Convolutions are actually fairly simple to understand conceptually. A convolution will take a very small image (typically less than 5px by 5px) called the filter, and slide that filter across the input image. Spatial relationships are maintained because we do not flatten the input like we did before. To visualize this, consider the below animation:
The yellow filter slides 1 pixel at a time across the green input image, combining their values (in red) into the pink output “convolved feature”. For a given convolution layer, we may do this with many different filters, producing multiple output images. So what does this look like on an actual image? Here’s an animation of it happening with a filter producing edges:
You can see, depending on the filter used, different features are “found” from the input image. Early stage, small filters applied over a large image will find very smalls scale features, like edges. If we stack more convolutions on top of these, progressively more complex and large scale features can be found; from edges, to corners, to eyes, to faces, to people.

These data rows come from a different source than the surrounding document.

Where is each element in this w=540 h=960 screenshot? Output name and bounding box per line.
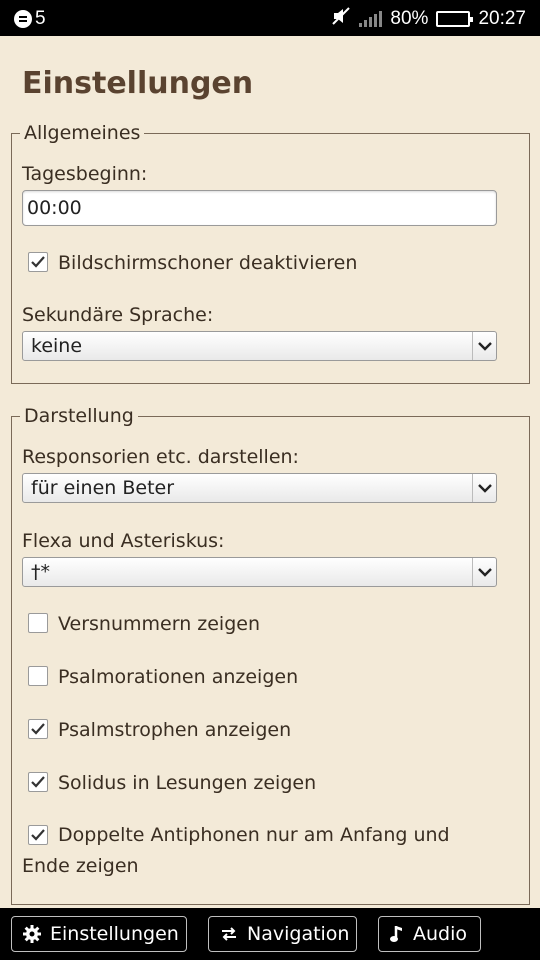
notification-count: 5 <box>35 8 46 29</box>
psalm-stanzas-checkbox[interactable] <box>28 719 48 739</box>
responsories-label: Responsorien etc. darstellen: <box>22 446 299 468</box>
audio-nav-button[interactable]: Audio <box>378 916 481 952</box>
responsories-value: für einen Beter <box>31 477 175 499</box>
check-icon <box>31 723 45 735</box>
flexa-select[interactable]: †* <box>22 557 497 587</box>
mute-icon <box>331 7 351 30</box>
day-start-label: Tagesbeginn: <box>22 163 148 185</box>
settings-nav-button[interactable]: Einstellungen <box>11 916 187 952</box>
psalm-prayers-label: Psalmorationen anzeigen <box>58 666 299 688</box>
signal-icon <box>359 10 383 27</box>
day-start-input[interactable] <box>22 190 497 226</box>
display-legend: Darstellung <box>24 405 134 427</box>
navigation-nav-button[interactable]: Navigation <box>208 916 357 952</box>
psalm-stanzas-label: Psalmstrophen anzeigen <box>58 719 292 741</box>
solidus-checkbox[interactable] <box>28 772 48 792</box>
check-icon <box>31 256 45 268</box>
chevron-down-icon <box>472 558 496 586</box>
status-left: 5 <box>14 8 46 30</box>
psalm-prayers-checkbox[interactable] <box>28 666 48 686</box>
battery-percent: 80% <box>390 7 429 29</box>
audio-nav-label: Audio <box>413 923 468 945</box>
secondary-language-label: Sekundäre Sprache: <box>22 304 214 326</box>
screensaver-label: Bildschirmschoner deaktivieren <box>58 252 358 274</box>
chevron-down-icon <box>472 332 496 360</box>
general-legend: Allgemeines <box>24 122 141 144</box>
check-icon <box>31 776 45 788</box>
flexa-value: †* <box>31 561 50 583</box>
responsories-select[interactable]: für einen Beter <box>22 473 497 503</box>
battery-icon <box>436 10 474 27</box>
verse-numbers-label: Versnummern zeigen <box>58 613 261 635</box>
screensaver-checkbox[interactable] <box>28 252 48 272</box>
double-antiphons-label: Doppelte Antiphonen nur am Anfang und En… <box>22 824 450 877</box>
settings-nav-label: Einstellungen <box>50 923 179 945</box>
bottom-nav-bar: Einstellungen Navigation Audio <box>0 908 540 960</box>
secondary-language-value: keine <box>31 335 83 357</box>
notification-icon <box>14 10 32 28</box>
swap-arrows-icon <box>222 927 236 941</box>
flexa-label: Flexa und Asteriskus: <box>22 530 225 552</box>
solidus-label: Solidus in Lesungen zeigen <box>58 772 317 794</box>
gear-icon <box>23 925 41 943</box>
page-title: Einstellungen <box>22 66 254 101</box>
secondary-language-select[interactable]: keine <box>22 331 497 361</box>
music-note-icon <box>390 926 402 942</box>
status-right: 80% 20:27 <box>331 7 526 30</box>
clock: 20:27 <box>478 7 526 29</box>
navigation-nav-label: Navigation <box>247 923 350 945</box>
status-bar: 5 80% 20:27 <box>0 0 540 36</box>
chevron-down-icon <box>472 474 496 502</box>
verse-numbers-checkbox[interactable] <box>28 613 48 633</box>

The second important step in convolution is to reduce the dimensions of these feature maps, getting rid of the less important information. This is typically done with a function called spatial pooling. The idea of spatial pooling is to define some spatial window, like 2px by 2px, and to combine the values within that window into a single value. A 2px by 2px pool would cut the feature map size in half.
Shown above is max pooling, where we take the maximum numerical value from the window and throw away the rest. This is the most common form of pooling and what I’ll be using in the notebook.
Some of the code structure will look a little different in this notebook for two reasons:
TensorFlow Slim is simply a more condensed syntax for defining layers and variables. For instance, a fully connected layer in TensorFlow:
W_one = tf.get_variable('weights_1', [85 * 85 * 3, 1000], initializer=xavier())
b_one = tf.get_variable('bias_1', , initializer=zeros())
logits_one = tf.add(tf.matmul(inputs, W1), b1)
layer_one = tf.nn.relu(logits1)
becomes much smaller in TensorFlow Slim:
layer_one = slim.fully_connected(inputs, 1000)
With these concepts in mind, here’s the experiment notebook for applying a convolutional network to our kitchen classification problem:
More success! The validation accuracy is now up in the high 70s, reaching nearly 77%. With more experimentation of architectures, low 80s should be achievable. As usual, here’s the tensorboard summary:
In the final notebook, I’m going to try something a little different, a technique known as transfer learning. Check it out!
As a brief aside, I noticed during the last training that the GPU was not being fully utilized. Here is the output of the nvidia-smi tool during training:
You can see we’re only looking at about 9% utilization despite long training times, and this bounced around a lot. This indicates the GPU is being starved for data. Training examples can’t be moved out of CPU memory and onto the GPU fast enough to keep up with how quickly the GPU is burning through calculations. Consequently, we see low utilization while the GPU waits for data to be fed in. The reasons and solutions for this really deserve their own article, but in brief: TensorFlow’s feed_dict input system is really meant for testing and toy examples on small datasets. The appropriate production way of feeding data is to use queue runners. Runners will utilize multiple threads to read data off disk or memory and keep the GPU well fed. The downside is that it adds some code complication. I wont describe their implementation in detail, but hopefully you can follow along with what is happening in the notebook.